The group of students from 10 countries joined about 3,200 delegates in D.C. for the United Jewish Communities General Assembly Conference, which runs through Tuesday.
Weekend speakers included Israeli Foreign Minister Shimon Peres, Israeli cabinet ministers, Deputy Foreign Minister Michael Melchior and New York Post columnist Daniel Pipes. Prime Minister Ariel Sharon also spoke in a video message Sunday.
President George W. Bush, Director of Homeland Security Tom Ridge, U.S. senators and other international religious, business and media officials are scheduled for Monday and Tuesday.
“The GA is a great way to make connections to national and international leaders and provides opportunities for future involvement in the community,” freshman Sam Cutler said.

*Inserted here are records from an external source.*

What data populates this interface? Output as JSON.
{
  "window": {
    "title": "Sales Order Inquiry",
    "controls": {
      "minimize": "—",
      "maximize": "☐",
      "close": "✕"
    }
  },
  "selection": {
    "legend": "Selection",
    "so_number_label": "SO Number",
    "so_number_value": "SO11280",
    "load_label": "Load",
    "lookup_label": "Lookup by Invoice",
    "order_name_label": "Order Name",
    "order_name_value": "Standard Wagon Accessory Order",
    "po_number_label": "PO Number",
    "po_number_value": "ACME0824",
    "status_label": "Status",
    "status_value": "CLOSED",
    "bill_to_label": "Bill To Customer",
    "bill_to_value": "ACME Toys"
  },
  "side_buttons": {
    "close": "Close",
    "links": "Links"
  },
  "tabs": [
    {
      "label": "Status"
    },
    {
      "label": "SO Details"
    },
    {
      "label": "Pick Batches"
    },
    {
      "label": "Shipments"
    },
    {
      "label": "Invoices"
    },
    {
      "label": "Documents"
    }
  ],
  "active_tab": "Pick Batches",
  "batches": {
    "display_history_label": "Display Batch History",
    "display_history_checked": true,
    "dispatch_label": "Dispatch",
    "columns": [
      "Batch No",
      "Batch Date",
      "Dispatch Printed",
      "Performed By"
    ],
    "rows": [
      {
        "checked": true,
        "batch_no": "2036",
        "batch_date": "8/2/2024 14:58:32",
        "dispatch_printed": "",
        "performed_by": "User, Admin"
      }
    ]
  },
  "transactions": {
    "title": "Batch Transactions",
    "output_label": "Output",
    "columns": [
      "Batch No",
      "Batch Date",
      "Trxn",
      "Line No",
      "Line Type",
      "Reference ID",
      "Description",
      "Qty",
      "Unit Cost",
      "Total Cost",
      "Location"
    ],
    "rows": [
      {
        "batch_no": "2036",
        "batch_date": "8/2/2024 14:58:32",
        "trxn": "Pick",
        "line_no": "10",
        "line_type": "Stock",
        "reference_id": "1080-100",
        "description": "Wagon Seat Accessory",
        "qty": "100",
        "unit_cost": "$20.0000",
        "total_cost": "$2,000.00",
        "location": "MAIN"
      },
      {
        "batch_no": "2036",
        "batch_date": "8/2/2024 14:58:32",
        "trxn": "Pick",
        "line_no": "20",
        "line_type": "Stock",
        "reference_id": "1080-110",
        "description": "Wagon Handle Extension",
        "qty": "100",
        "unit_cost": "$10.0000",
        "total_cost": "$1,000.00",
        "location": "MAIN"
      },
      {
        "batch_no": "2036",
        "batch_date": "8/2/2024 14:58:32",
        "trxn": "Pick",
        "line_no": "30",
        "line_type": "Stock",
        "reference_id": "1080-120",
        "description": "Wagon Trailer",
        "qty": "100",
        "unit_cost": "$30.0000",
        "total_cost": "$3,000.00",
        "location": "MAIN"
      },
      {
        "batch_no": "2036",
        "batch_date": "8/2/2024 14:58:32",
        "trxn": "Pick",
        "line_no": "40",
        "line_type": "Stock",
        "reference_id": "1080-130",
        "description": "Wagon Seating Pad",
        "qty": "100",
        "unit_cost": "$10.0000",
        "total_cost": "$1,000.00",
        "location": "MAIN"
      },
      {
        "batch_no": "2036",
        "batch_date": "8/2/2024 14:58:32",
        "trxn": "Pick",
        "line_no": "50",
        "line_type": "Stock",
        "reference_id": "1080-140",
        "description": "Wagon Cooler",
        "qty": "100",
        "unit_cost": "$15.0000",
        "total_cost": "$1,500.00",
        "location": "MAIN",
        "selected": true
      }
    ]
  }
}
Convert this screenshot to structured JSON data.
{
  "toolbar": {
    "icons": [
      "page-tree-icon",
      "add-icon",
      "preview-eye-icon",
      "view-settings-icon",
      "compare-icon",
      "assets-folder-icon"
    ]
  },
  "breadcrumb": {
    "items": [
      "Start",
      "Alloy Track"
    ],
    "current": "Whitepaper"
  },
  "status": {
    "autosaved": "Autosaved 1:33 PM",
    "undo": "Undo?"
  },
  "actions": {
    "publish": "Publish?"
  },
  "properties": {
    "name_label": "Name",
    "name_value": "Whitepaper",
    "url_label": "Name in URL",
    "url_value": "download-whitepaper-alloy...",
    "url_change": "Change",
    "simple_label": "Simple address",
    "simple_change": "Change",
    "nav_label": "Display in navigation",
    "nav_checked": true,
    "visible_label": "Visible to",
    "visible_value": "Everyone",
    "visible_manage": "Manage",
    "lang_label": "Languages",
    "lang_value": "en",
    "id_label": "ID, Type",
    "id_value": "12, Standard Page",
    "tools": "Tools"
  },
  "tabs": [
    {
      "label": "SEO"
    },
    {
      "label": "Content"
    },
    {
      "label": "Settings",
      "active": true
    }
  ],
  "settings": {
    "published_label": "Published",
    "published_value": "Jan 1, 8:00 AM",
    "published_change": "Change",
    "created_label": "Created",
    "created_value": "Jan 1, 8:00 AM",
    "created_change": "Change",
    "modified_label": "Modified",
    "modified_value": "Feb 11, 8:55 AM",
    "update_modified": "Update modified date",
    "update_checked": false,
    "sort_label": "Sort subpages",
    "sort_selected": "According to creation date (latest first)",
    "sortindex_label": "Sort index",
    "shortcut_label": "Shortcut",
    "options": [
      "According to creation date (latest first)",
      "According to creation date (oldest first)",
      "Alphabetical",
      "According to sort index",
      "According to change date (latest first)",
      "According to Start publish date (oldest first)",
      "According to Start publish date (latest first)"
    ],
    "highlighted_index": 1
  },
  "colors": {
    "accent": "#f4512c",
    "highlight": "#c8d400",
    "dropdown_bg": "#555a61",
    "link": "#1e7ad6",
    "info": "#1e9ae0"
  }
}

Pipes addressed students Saturday on the dangers of militant Islam and how to foster better campus relations during current terrorism fears and how to promote better dialogue and relations between Jews and Muslims on campuses.
“Militant Islam has turned a personal religion into a political ideology,” Pipes said as he compared the extreme wing of the religion to fascism and totalitarianism. He said militant Islam started to grow quickly after the Iranian revolution and the rise of Ayatollah Khomeini, who led the government takeover in the ’80s.
Pipes said believers of militant Islam dominate some Islamic groups in the United States because much of their funding originally came from extremist leaders in the Middle East.
He suggested that campus Jewish groups look for moderate Muslim groups for dialogue on the Israeli-Palestinian conflict and other issues.
Sophomore Ben Levy said the debate on the Israeli-Palestinian conflict seems to have quieted on the GW campus.
He said signs condemning Zionism and Israel were posted around the Academic Center last year and forums on the conflict turned into hot debates with little real dialogue.
“This year everything seems to have died down.it seems that in the wake of September 11, many of those who posted the signs are trying not to cause trouble,” Levy said.
Students attended forums on Jewish-Muslim campus relations, the current crisis, U.S.-Israel relations, terrorism and Jewish and Israel activism.
“I came here because I felt it was important to be involved in the Jewish community,” Cutler said.
Freshman Aliza Palgon said she is also hoping to learn about how to be more active in the community.